To pizza purists such as Antonio Pace, who founded the Verace Pizza Napoletana Association (VPNA) in Naples, Italy, some 22 years ago, “pizza,” by definition, is only truly pizza when it’s prepared in accordance with the traditions of Naples, Italy, where the dish is generally agreed to have originated. And a true Neapolitan pizza contains just a handful of ingredients—namely, plum tomatoes, flour, salt, yeast, all-natural bufala mozzarella, and fresh basil. It is cooked in a wood-burning oven, and the dough is mixed by hand and shaped on a marble slab. According to the VPNA’s Web site, where the group offers information on training and certification in the art of true Neapolitan pizza-making, everything else is really just so much…well, they never specify exactly what everything else is, but it’s safe to presume that the VPNA would consider pies such as the one described above grossly inferior to the genuine article, or at the very least wholly inauthentic.
Only a handful of foodstuffs are capable of inflaming passions, inciting arguments, and spawning allegiances among otherwise well-adjusted adults, and pizza, like regional barbecue, is one of them. And that fact alone means we should give some thought to how this elegantly simple quick-service standby might be adapted to help drive transactions and boost check totals.
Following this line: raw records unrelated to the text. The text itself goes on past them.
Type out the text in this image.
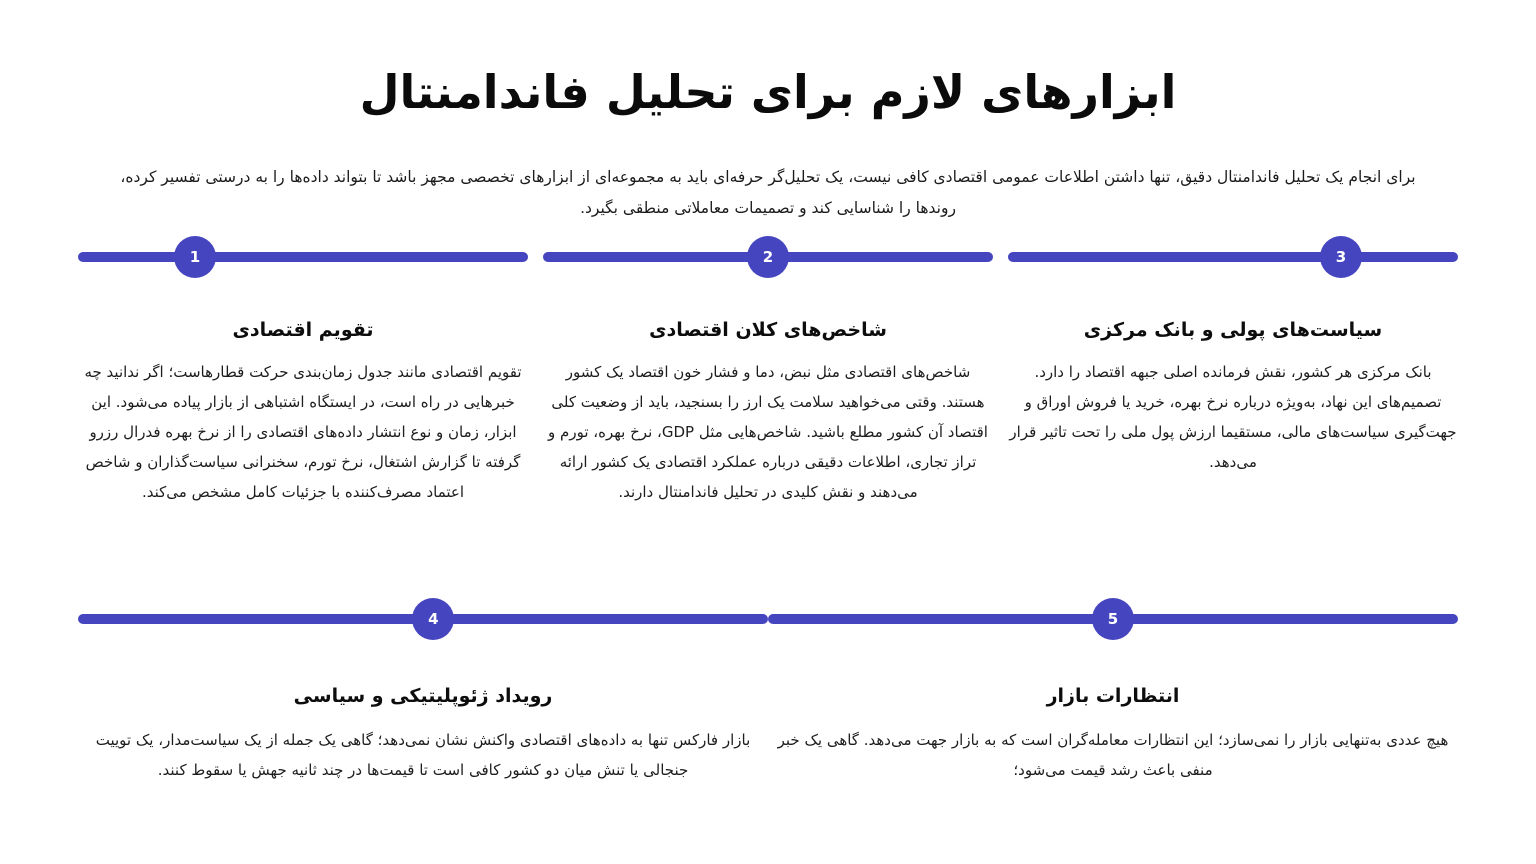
ابزارهای لازم برای تحلیل فاندامنتال

برای انجام یک تحلیل فاندامنتال دقیق، تنها داشتن اطلاعات عمومی اقتصادی کافی نیست، یک تحلیل‌گر حرفه‌ای باید به مجموعه‌ای از ابزارهای تخصصی مجهز باشد تا بتواند داده‌ها را به درستی تفسیر کرده، روندها را شناسایی کند و تصمیمات معاملاتی منطقی بگیرد.

3
سیاست‌های پولی و بانک مرکزی
بانک مرکزی هر کشور، نقش فرمانده اصلی جبهه اقتصاد را دارد. تصمیم‌های این نهاد، به‌ویژه درباره نرخ بهره، خرید یا فروش اوراق و جهت‌گیری سیاست‌های مالی، مستقیما ارزش پول ملی را تحت تاثیر قرار می‌دهد.
2
شاخص‌های کلان اقتصادی
شاخص‌های اقتصادی مثل نبض، دما و فشار خون اقتصاد یک کشور هستند. وقتی می‌خواهید سلامت یک ارز را بسنجید، باید از وضعیت کلی اقتصاد آن کشور مطلع باشید. شاخص‌هایی مثل GDP، نرخ بهره، تورم و تراز تجاری، اطلاعات دقیقی درباره عملکرد اقتصادی یک کشور ارائه می‌دهند و نقش کلیدی در تحلیل فاندامنتال دارند.
1
تقویم اقتصادی
تقویم اقتصادی مانند جدول زمان‌بندی حرکت قطارهاست؛ اگر ندانید چه خبرهایی در راه است، در ایستگاه اشتباهی از بازار پیاده می‌شود. این ابزار، زمان و نوع انتشار داده‌های اقتصادی را از نرخ بهره فدرال رزرو گرفته تا گزارش اشتغال، نرخ تورم، سخنرانی سیاست‌گذاران و شاخص اعتماد مصرف‌کننده با جزئیات کامل مشخص می‌کند.
5
انتظارات بازار
هیچ عددی به‌تنهایی بازار را نمی‌سازد؛ این انتظارات معامله‌گران است که به بازار جهت می‌دهد. گاهی یک خبر منفی باعث رشد قیمت می‌شود؛
4
رویداد ژئوپلیتیکی و سیاسی
بازار فارکس تنها به داده‌های اقتصادی واکنش نشان نمی‌دهد؛ گاهی یک جمله از یک سیاست‌مدار، یک توییت جنجالی یا تنش میان دو کشور کافی است تا قیمت‌ها در چند ثانیه جهش یا سقوط کنند.
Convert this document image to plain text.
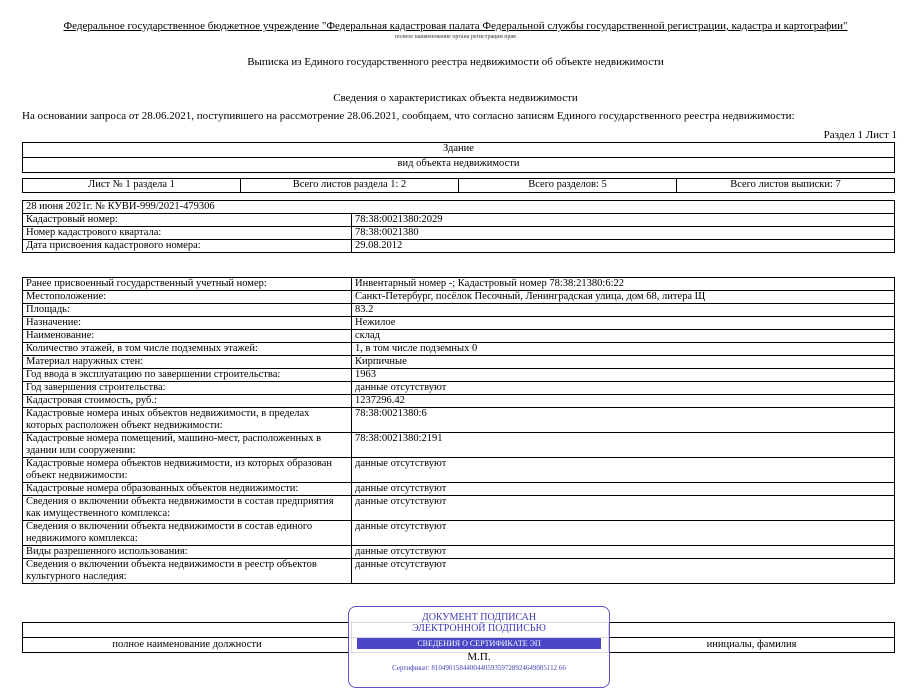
Федеральное государственное бюджетное учреждение "Федеральная кадастровая палата Федеральной службы государственной регистрации, кадастра и картографии"
полное наименование органа регистрации прав
Выписка из Единого государственного реестра недвижимости об объекте недвижимости
Сведения о характеристиках объекта недвижимости
На основании запроса от 28.06.2021, поступившего на рассмотрение 28.06.2021, сообщаем, что согласно записям Единого государственного реестра недвижимости:
Раздел 1 Лист 1
Здание
вид объекта недвижимости
Лист № 1 раздела 1	Всего листов раздела 1: 2	Всего разделов: 5	Всего листов выписки: 7
28 июня 2021г. № КУВИ-999/2021-479306	
Кадастровый номер:	78:38:0021380:2029
Номер кадастрового квартала:	78:38:0021380
Дата присвоения кадастрового номера:	29.08.2012
Ранее присвоенный государственный учетный номер:	Инвентарный номер -; Кадастровый номер 78:38:21380:6:22
Местоположение:	Санкт-Петербург, посёлок Песочный, Ленинградская улица, дом 68, литера Щ
Площадь:	83.2
Назначение:	Нежилое
Наименование:	склад
Количество этажей, в том числе подземных этажей:	1, в том числе подземных 0
Материал наружных стен:	Кирпичные
Год ввода в эксплуатацию по завершении строительства:	1963
Год завершения строительства:	данные отсутствуют
Кадастровая стоимость, руб.:	1237296.42
Кадастровые номера иных объектов недвижимости, в пределах которых расположен объект недвижимости:	78:38:0021380:6
Кадастровые номера помещений, машино-мест, расположенных в здании или сооружении:	78:38:0021380:2191
Кадастровые номера объектов недвижимости, из которых образован объект недвижимости:	данные отсутствуют
Кадастровые номера образованных объектов недвижимости:	данные отсутствуют
Сведения о включении объекта недвижимости в состав предприятия как имущественного комплекса:	данные отсутствуют
Сведения о включении объекта недвижимости в состав единого недвижимого комплекса:	данные отсутствуют
Виды разрешенного использования:	данные отсутствуют
Сведения о включении объекта недвижимости в реестр объектов культурного наследия:	данные отсутствуют

полное наименование должности		инициалы, фамилия
ДОКУМЕНТ ПОДПИСАН
ЭЛЕКТРОННОЙ ПОДПИСЬЮ
СВЕДЕНИЯ О СЕРТИФИКАТЕ ЭП
М.П.
Сертификат: 810490158440044059359728924649085112 66
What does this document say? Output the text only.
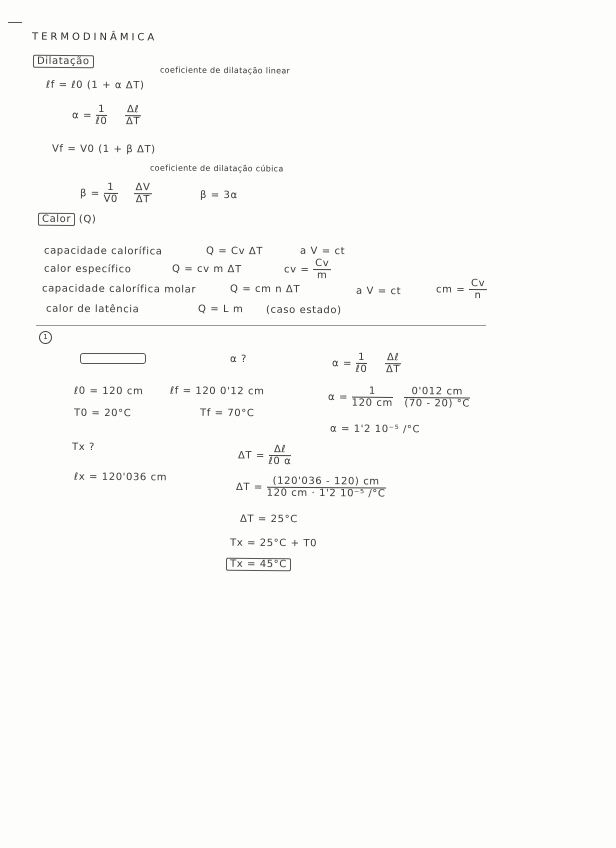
TERMODINÂMICA
Dilatação
ℓf = ℓ0 (1 + α ΔT)
coeficiente de dilatação linear
$\alpha = \frac{1}{\text{ℓ0}}$
$\frac{\text{Δℓ}}{\Delta T}$
Vf = V0 (1 + β ΔT)
coeficiente de dilatação cúbica
$\beta = \frac{1}{V0}$
$\frac{\Delta V}{\Delta T}$	β = 3α
Calor (Q)
capacidade calorífica	Q = Cv ΔT	a V = ct
calor específico	Q = cv m ΔT	cv = $\frac{Cv}{m}$
capacidade calorífica molar	Q = cm n ΔT	a V = ct	cm = $\frac{Cv}{n}$
calor de latência	Q = L m (caso estado)
1
α ?	$\alpha = \frac{1}{\text{ℓ0}}$
$\frac{\text{Δℓ}}{\Delta T}$
ℓ0 = 120 cm	ℓf = 120 0'12 cm
T0 = 20°C	Tf = 70°C
$\alpha = \frac{1}{120 cm}$
$\frac{0'012 cm}{(70 - 20) ^\circ C}$
α = 1'2 10⁻⁵ /°C
Tx ?
ℓx = 120'036 cm
$\Delta T = \frac{\text{Δℓ}}{\text{ℓ0 α}}$
$\Delta T = \frac{(120'036 - 120) cm}{\text{120 cm · 1'2 10⁻⁵ /°C}}$
ΔT = 25°C
Tx = 25°C + T0
Tx = 45°C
The VPNA’s hardline point-of-view on pizza is admirable for its clarity and fidelity to the originators’ vision, but we in the new-product development arena are fortunate that this strict interpretation hasn’t been adopted by U.S. consumers. Here in the U.S., pizza has become a terrific excuse to put an entire crockpot dinner on a tasty, oven-baked, portable carrier. Americans today practically revel in the scrumptious inauthenticity of pizzas such as those served at California Pizza Kitchen’s (CPK) 180 outlets, where pies teeming with barbecued chicken, Mexican salsas, pears, feta and gorgonzola cheeses, and Japanese eggplant are as much a part of the menu as mozzarella and tomato sauce. And for every CPK outlet, there are dozens of other local and regional chains and one-off outlets that claim their own fanatical fans. Here in the San Francisco Bay area, Gordon Drysdale, former chef and proprietor of the haute cuisine favorite Gordon’s Fine House of Eats in the city’s South of Market district, has won over local pizza mavens with Pizza Antica, a casual chain serving thin-crust creations such as an asparagus, tarragon, lemon, and parmesan beauty and a most unusual pie featuring heirloom potatoes, caramelized onions, and white truffle oil.